By Pam Wright
Reporter of the Local Journalism Initiative
Made around 1915, Tipperary is a favorite of Tommy Marie Smale.
With a funny hat, blue eyes and rosebud lips, the toy soldier holding the Union Jack is the emblem of The War to End All Wars.
Smale, a well-known toy and doll collector, has put together an exhibit to showcase war toys of the past in honor of Memorial Day.
According to Smale, sharing the Tipperary Tommy and other military toys is a way to show gratitude to those who have served in the Canadian military.
“We appreciate people who are brave enough to go to war,” he said. “They had to give up a lot to give us what we have today. I think it’s very important.”
Smale also believes that war games offer a window into the minds of children affected by war.
“The kids were there,” Smale said. “We don’t know how they felt or even if they talked about the war. Games were part of that.”
The former primary school teacher, who collected together with her late husband Bruce, has a huge collection. He currently rents a room in the former Sprucedale School in Chatham to display a small portion of his collection.
However, there are hundreds if not thousands of other items hidden away.
“I was always interested in older things,” Smale said, noting that she and her husband had no children and did not drink or smoke.
“We spent our money on fundraising,” he said.
Tipperary Tommy was bought by Smale at an antique shop in Leamington and is in top form for his 107 years. The name comes from a marching song made famous during the First World War called ‘Long Way to Tipperary’.
“It’s amazing to have a baby like this in this condition,” Smale said.
Other notes include toys from Tilbury. Smale also has a wooden ambulance and a tank built by the Ellwood family after World War II.
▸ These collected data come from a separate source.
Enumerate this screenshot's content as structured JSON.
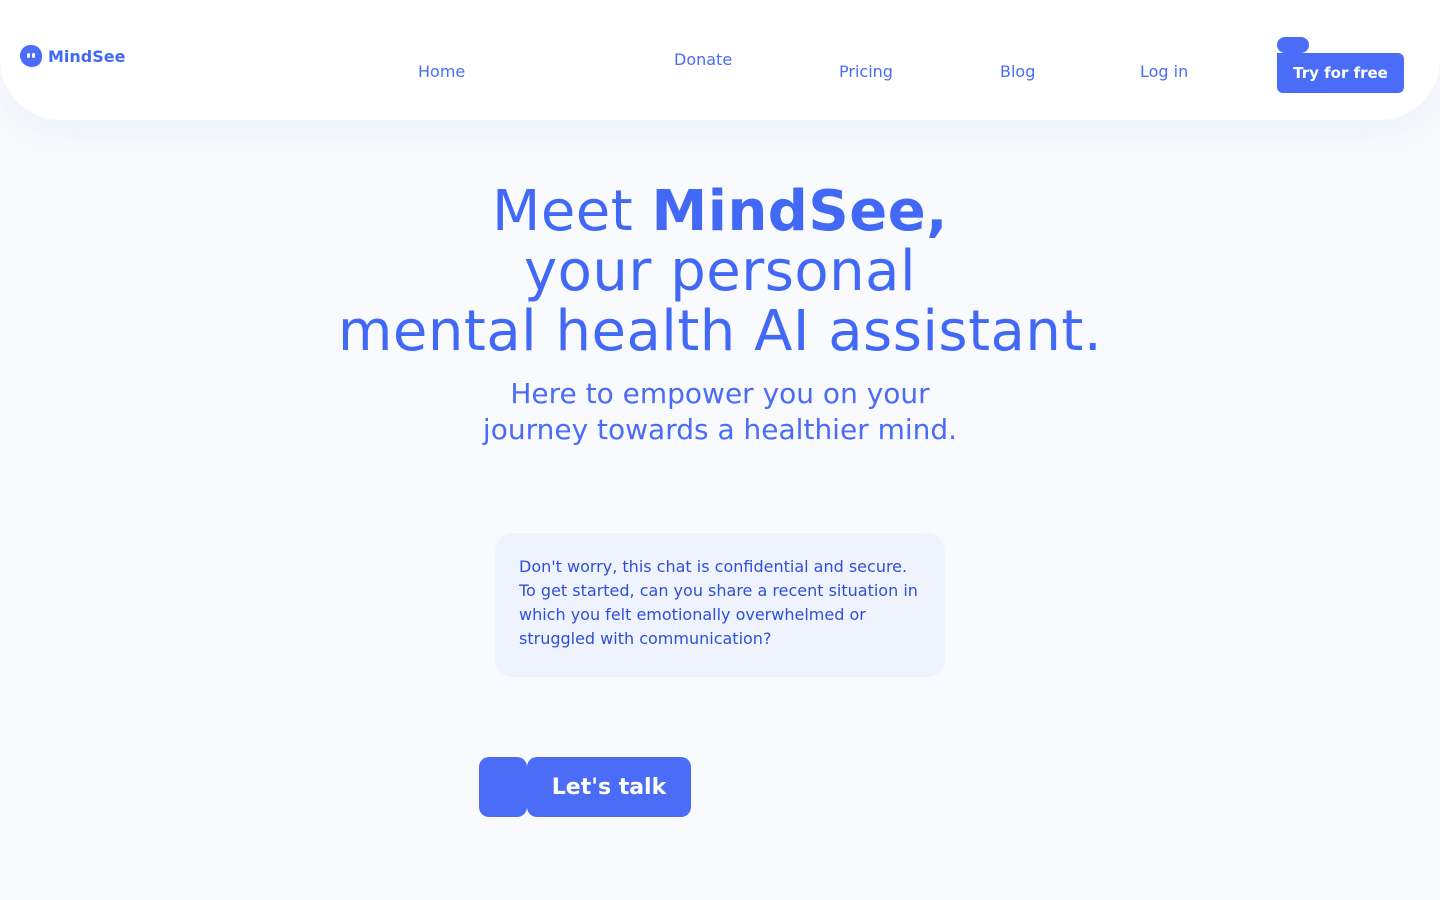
{
  "brand": {
    "name": "MindSee",
    "logo_icon": "mindsee-face-icon",
    "color": "#4a6cf7"
  },
  "nav": {
    "items": [
      "Home",
      "Donate",
      "Pricing",
      "Blog",
      "Log in"
    ],
    "cta_label": "Try for free"
  },
  "hero": {
    "title_prefix": "Meet ",
    "title_brand": "MindSee,",
    "title_line2": "your personal",
    "title_line3": "mental health AI assistant.",
    "subtitle_line1": "Here to empower you on your",
    "subtitle_line2": "journey towards a healthier mind."
  },
  "chat": {
    "message": "Don't worry, this chat is confidential and secure. To get started, can you share a recent situation in which you felt emotionally overwhelmed or struggled with communication?"
  },
  "actions": {
    "talk_label": "Let's talk"
  },
  "colors": {
    "primary": "#4a6cf7",
    "background": "#f9fafd",
    "card": "#eff3fd"
  }
}
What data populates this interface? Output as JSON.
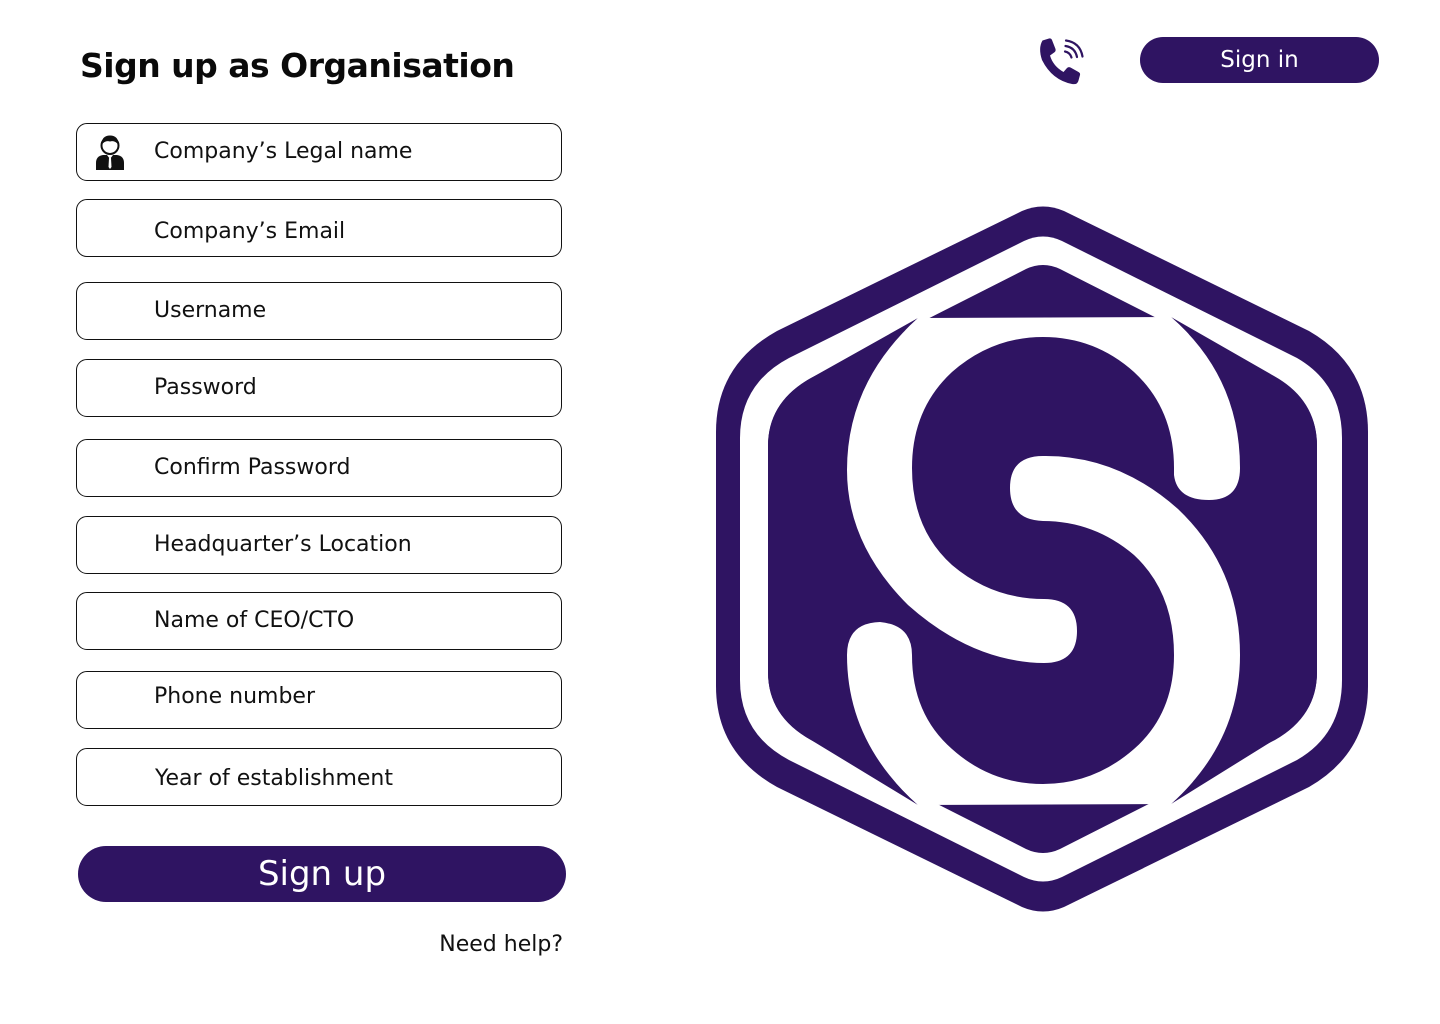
{
  "header": {
    "title": "Sign up as Organisation",
    "signin_label": "Sign in",
    "phone_icon": "phone-icon"
  },
  "form": {
    "fields": [
      {
        "name": "company-legal-name",
        "placeholder": "Company’s Legal name",
        "value": "",
        "icon": "user-icon"
      },
      {
        "name": "company-email",
        "placeholder": "Company’s Email",
        "value": ""
      },
      {
        "name": "username",
        "placeholder": "Username",
        "value": ""
      },
      {
        "name": "password",
        "placeholder": "Password",
        "value": ""
      },
      {
        "name": "confirm-password",
        "placeholder": "Confirm Password",
        "value": ""
      },
      {
        "name": "headquarter-location",
        "placeholder": "Headquarter’s Location",
        "value": ""
      },
      {
        "name": "ceo-cto-name",
        "placeholder": "Name of CEO/CTO",
        "value": ""
      },
      {
        "name": "phone-number",
        "placeholder": "Phone number",
        "value": ""
      },
      {
        "name": "year-of-establishment",
        "placeholder": "Year of establishment",
        "value": ""
      }
    ],
    "submit_label": "Sign up",
    "help_label": "Need help?"
  },
  "brand": {
    "logo_icon": "brand-logo",
    "accent_color": "#2f1462"
  }
}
Ellwood Toys of Tilbury, led by Harry Ellwood, was closely associated with Windsor-based Lincoln Toys and eventually incorporated the Lincoln Specialties range. The company builds toys from wood and pressed steel, including everything from airplanes to dump trucks to Massey Harris tractors.
The toys were popular and are now widely sought after by collectors.
Smale, who is a member of the Historical Toy and Doll Society of Southwestern Ontario, hopes to share her collection with others. Private tours can be arranged by calling 519-359-6171.
“It makes me happy to do it and it makes everyone else happy,” Smale said.